Sunday, November 30, 2014

Check-up time

Visit Nigeria and the chances are you will come across numerous privately owned health clinics, doctor's surgeries and hospitals. They are so widespread because Nigeria's state-run health system – ranked at 197th out of 200 by the World Health Organisation – is chronically underfunded and so overstretched that it simply cannot meet all the demands made on it.

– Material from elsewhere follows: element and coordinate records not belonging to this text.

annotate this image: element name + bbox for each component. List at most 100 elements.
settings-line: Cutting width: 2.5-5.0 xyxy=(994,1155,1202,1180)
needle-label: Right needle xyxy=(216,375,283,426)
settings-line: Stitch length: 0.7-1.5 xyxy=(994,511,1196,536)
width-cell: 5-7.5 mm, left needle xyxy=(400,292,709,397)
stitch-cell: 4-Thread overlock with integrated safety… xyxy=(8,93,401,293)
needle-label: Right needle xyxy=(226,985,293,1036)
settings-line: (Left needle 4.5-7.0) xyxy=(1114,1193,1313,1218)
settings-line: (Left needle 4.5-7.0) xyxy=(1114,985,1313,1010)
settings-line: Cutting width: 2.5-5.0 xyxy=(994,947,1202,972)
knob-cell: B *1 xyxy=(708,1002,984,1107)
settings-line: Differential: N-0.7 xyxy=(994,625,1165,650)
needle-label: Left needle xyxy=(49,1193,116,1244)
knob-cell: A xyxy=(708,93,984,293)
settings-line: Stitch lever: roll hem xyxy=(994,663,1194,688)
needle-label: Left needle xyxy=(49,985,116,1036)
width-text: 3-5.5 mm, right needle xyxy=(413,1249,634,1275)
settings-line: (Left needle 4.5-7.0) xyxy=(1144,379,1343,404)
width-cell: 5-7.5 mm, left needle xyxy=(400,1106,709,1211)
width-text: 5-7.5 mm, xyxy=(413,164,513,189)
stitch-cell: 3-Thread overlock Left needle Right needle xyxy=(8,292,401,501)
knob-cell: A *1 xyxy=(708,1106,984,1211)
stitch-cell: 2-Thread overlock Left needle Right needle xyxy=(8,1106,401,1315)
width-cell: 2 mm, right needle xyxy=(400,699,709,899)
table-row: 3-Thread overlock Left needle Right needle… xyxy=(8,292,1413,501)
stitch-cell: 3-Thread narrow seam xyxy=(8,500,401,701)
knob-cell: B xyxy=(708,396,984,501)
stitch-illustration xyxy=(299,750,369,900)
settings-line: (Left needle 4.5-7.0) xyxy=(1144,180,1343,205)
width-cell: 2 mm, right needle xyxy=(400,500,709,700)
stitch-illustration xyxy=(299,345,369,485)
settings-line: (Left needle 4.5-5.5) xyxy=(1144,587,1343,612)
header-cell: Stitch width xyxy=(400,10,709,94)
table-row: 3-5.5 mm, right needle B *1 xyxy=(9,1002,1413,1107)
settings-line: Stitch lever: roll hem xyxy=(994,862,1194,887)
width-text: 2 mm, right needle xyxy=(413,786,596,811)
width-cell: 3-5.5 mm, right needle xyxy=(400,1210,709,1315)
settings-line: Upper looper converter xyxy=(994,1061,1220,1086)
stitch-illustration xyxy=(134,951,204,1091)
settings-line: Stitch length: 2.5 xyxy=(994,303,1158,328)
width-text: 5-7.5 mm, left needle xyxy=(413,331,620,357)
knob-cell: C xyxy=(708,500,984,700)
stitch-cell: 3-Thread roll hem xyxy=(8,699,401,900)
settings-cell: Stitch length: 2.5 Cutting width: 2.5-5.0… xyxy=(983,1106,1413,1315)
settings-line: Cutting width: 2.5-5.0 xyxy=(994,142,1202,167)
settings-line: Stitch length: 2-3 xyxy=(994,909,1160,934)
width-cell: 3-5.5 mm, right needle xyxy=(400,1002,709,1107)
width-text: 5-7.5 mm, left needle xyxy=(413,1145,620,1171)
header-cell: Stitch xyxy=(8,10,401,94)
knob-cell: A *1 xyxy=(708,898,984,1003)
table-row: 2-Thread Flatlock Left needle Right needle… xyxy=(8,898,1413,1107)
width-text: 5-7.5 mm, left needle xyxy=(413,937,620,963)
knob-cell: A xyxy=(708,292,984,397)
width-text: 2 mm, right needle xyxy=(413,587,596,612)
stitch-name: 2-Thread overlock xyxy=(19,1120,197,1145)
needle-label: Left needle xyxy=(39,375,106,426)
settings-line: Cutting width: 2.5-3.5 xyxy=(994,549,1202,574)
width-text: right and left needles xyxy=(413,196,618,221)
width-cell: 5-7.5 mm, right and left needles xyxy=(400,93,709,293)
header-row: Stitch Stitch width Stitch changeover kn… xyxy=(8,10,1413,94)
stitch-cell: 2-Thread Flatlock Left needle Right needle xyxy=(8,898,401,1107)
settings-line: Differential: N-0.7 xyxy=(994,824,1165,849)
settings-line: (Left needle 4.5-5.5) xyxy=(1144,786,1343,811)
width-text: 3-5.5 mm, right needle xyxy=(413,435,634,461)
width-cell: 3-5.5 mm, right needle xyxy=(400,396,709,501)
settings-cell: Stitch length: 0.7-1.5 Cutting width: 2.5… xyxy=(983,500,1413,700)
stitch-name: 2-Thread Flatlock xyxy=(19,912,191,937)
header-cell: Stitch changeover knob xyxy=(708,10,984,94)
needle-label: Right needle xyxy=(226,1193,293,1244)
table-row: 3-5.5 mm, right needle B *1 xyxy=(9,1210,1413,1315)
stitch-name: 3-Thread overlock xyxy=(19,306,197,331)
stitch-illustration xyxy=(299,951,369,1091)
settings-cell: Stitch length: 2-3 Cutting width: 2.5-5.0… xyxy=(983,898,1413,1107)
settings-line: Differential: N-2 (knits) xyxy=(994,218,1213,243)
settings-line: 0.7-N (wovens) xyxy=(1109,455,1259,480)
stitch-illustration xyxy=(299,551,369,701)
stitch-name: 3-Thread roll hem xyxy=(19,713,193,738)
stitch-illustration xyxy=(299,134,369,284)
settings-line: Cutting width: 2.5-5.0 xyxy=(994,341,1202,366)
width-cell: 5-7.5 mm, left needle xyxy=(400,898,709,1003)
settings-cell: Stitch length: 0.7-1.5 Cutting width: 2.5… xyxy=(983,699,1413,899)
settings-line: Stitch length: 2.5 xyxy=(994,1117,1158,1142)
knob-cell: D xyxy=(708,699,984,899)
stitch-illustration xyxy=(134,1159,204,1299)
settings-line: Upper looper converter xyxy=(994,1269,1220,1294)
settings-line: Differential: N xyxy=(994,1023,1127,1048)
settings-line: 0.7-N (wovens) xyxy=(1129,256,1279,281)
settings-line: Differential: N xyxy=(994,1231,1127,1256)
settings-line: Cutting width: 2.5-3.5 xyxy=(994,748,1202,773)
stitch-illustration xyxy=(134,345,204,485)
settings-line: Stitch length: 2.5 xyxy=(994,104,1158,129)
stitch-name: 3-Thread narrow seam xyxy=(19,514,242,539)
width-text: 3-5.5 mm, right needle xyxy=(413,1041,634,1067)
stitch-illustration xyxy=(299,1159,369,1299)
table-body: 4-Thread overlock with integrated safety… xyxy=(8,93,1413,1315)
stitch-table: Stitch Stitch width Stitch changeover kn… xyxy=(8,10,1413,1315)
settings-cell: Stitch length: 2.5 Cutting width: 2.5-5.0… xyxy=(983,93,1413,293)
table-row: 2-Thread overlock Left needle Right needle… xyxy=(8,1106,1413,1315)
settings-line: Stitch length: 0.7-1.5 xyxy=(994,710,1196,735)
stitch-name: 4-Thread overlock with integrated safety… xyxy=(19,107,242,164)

Private medicine fills the gap for those who can afford it.

But while there are many legitimate private health providers, there are many more that are completely bogus; unaccredited, unregulated 'quack' doctors - con artists and criminal scammers for the most part - who ruthlessly exploit the credulity, ignorance and desperation of the poorest and most vulnerable people in society. Indeed they are so prolific that a survey carried out in Nigeria earlier this year found that more than 50 percent of the population had received 'treatment' from the quacks at one time or another – even people with very serious diseases such as typhoid and malaria.
Professor Alex Dodoo, who monitors patient safety for the World Health Organisation in West Africa and has dealt with quacks for years points out the obvious dangers of dealing with fake doctors:
"If one is not licensed by the state, anything that one does is illegal. Going to see them is dangerous. Period. Would you sit in an aeroplane where the pilot says 'OK hello, I'm the pilot, but I've not been licensed!' No way! You put your health at risk and you can die."